Respondents universally associate digital curation with “ensuring the long-term accessibility and re-usability of digital information”, and large majorities (around 90%) also relate it to “performing archiving activities on digital information such as selection, appraisal and retention” and “ensuring the authenticity, integrity and provenance of digital information are maintained over time”. Rather lower but still significant numbers (around 60%) associate digital curation with “managing digital information from its point of creation” and “managing risks to digital information” – although many more highlight the latter in 2009 (up to 84% from 61%).
Curation or preservation addresses risks to the respondents’ organisations with “loss of organisational memory” consistently topping their list (identified by around 75% of respondents) and “business risks” second, identified by just under half, again across both surveys.
More than two thirds indicate that their main reasons for curating and preserving digital information are its educational/research or historical value; in both years a minority cites other reasons. Similarly, the main obstacles are indicated as financial or staff resources, with around half also indicating lack of awareness or appropriate policies.
For around 40% of respondents, management and preservation of digital information has an indefinite timescale. For a further 15% or so it is “beyond the life of the project/organisation”, and similar numbers indicate these are tasks “for the life of the project/organisation”.
The 2009 survey respondents are no strangers to the ‘data deluge’, most dealing with at least 100Gb and some (7%) more than 100Tb. Overall 79% expect this to increase in the next two years, surprisingly 3% do not, while 7% do not know. Most need to manage a mixture of open and proprietary formats, and report a wide variety of formats in use, predominantly common office applications, PDF documents and multimedia formats. Curation and preservation challenges are most frequently identified with obsolete proprietary formats. Image, video, and geospatial data are also often identified as challenges, as are web sites combining these.
Respondents were also asked in 2009 about re-use, and around a third indicate that research data is re-used internally, with similar numbers offering data generated by their project/unit for re-use by others, or re-using external data.
Access issues facing research projects/units are identified in both surveys and along similar lines; intellectual property rights (e.g. copyright) is the most frequently cited issue, followed by “privacy or ethical issues”, however “embargo on research findings” is least prevalent, identified by only a fifth of respondents.
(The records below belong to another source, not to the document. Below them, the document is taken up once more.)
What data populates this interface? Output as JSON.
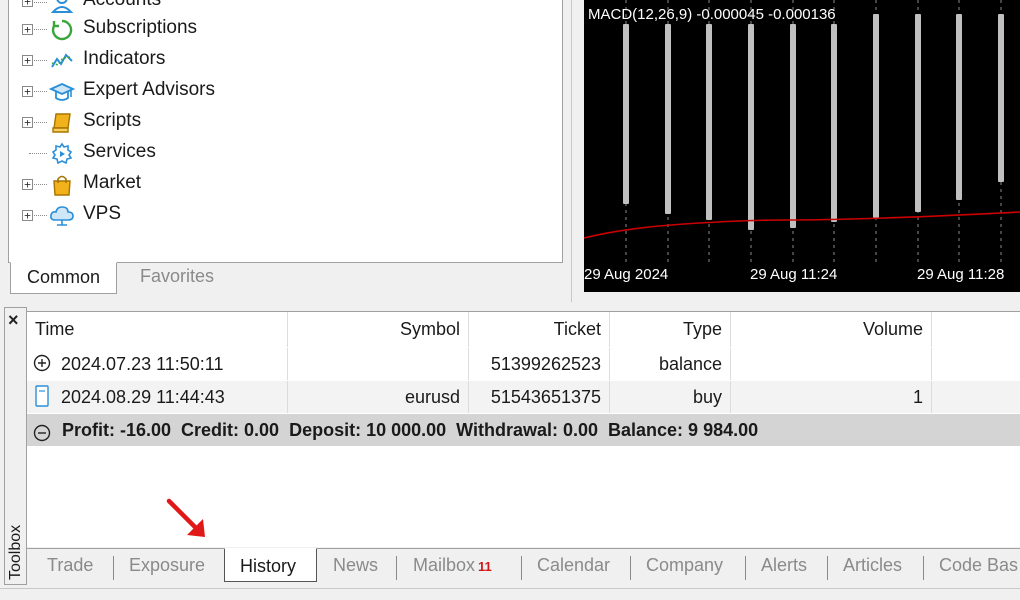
{
  "navigator": {
    "items": [
      {
        "label": "Accounts",
        "icon": "accounts-icon",
        "expandable": true
      },
      {
        "label": "Subscriptions",
        "icon": "subscriptions-icon",
        "expandable": true
      },
      {
        "label": "Indicators",
        "icon": "indicators-icon",
        "expandable": true
      },
      {
        "label": "Expert Advisors",
        "icon": "expert-advisors-icon",
        "expandable": true
      },
      {
        "label": "Scripts",
        "icon": "scripts-icon",
        "expandable": true
      },
      {
        "label": "Services",
        "icon": "services-icon",
        "expandable": false
      },
      {
        "label": "Market",
        "icon": "market-icon",
        "expandable": true
      },
      {
        "label": "VPS",
        "icon": "vps-icon",
        "expandable": true
      }
    ],
    "tabs": {
      "common": "Common",
      "favorites": "Favorites"
    }
  },
  "chart": {
    "indicator_label": "MACD(12,26,9) -0.000045 -0.000136",
    "time_labels": [
      "29 Aug 2024",
      "29 Aug 11:24",
      "29 Aug 11:28"
    ],
    "colors": {
      "background": "#000000",
      "histogram": "#c0c0c0",
      "signal": "#cc0000",
      "grid": "#8a8a8a"
    }
  },
  "toolbox": {
    "side_label": "Toolbox",
    "close_glyph": "×",
    "columns": {
      "time": "Time",
      "symbol": "Symbol",
      "ticket": "Ticket",
      "type": "Type",
      "volume": "Volume"
    },
    "rows": [
      {
        "icon": "plus-circle-icon",
        "time": "2024.07.23 11:50:11",
        "symbol": "",
        "ticket": "51399262523",
        "type": "balance",
        "volume": ""
      },
      {
        "icon": "document-icon",
        "time": "2024.08.29 11:44:43",
        "symbol": "eurusd",
        "ticket": "51543651375",
        "type": "buy",
        "volume": "1"
      }
    ],
    "summary": "Profit: -16.00  Credit: 0.00  Deposit: 10 000.00  Withdrawal: 0.00  Balance: 9 984.00",
    "tabs": {
      "trade": "Trade",
      "exposure": "Exposure",
      "history": "History",
      "news": "News",
      "mailbox": "Mailbox",
      "mailbox_count": "11",
      "calendar": "Calendar",
      "company": "Company",
      "alerts": "Alerts",
      "articles": "Articles",
      "code_base": "Code Bas"
    },
    "active_tab": "History"
  }
}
Asked about funding for curation and preservation, responses show no clear picture. Around half of 2009 respondents indicate funding is “accounted for in project or institutional budget”. A large minority have no explicit funding for curation and preservation, and where resources are available these are pooled from other funded areas (e.g. IT budget for project or organisation) or research grants. Spending on curation/preservation is less than £50,000 (for around half of those respondents who were aware of this). Around half are unsure whether spending will increase or decrease, with the remainder being evenly split.
Detailed questions and response data are available on request.
Angus Whyte, Digital Curation Centre
 The DCC Associates membership list includes UK data organisations, leading data curators, overseas and supranational standards agencies, and industrial/business communities. Currently research data creators are under-represented (information from registration details).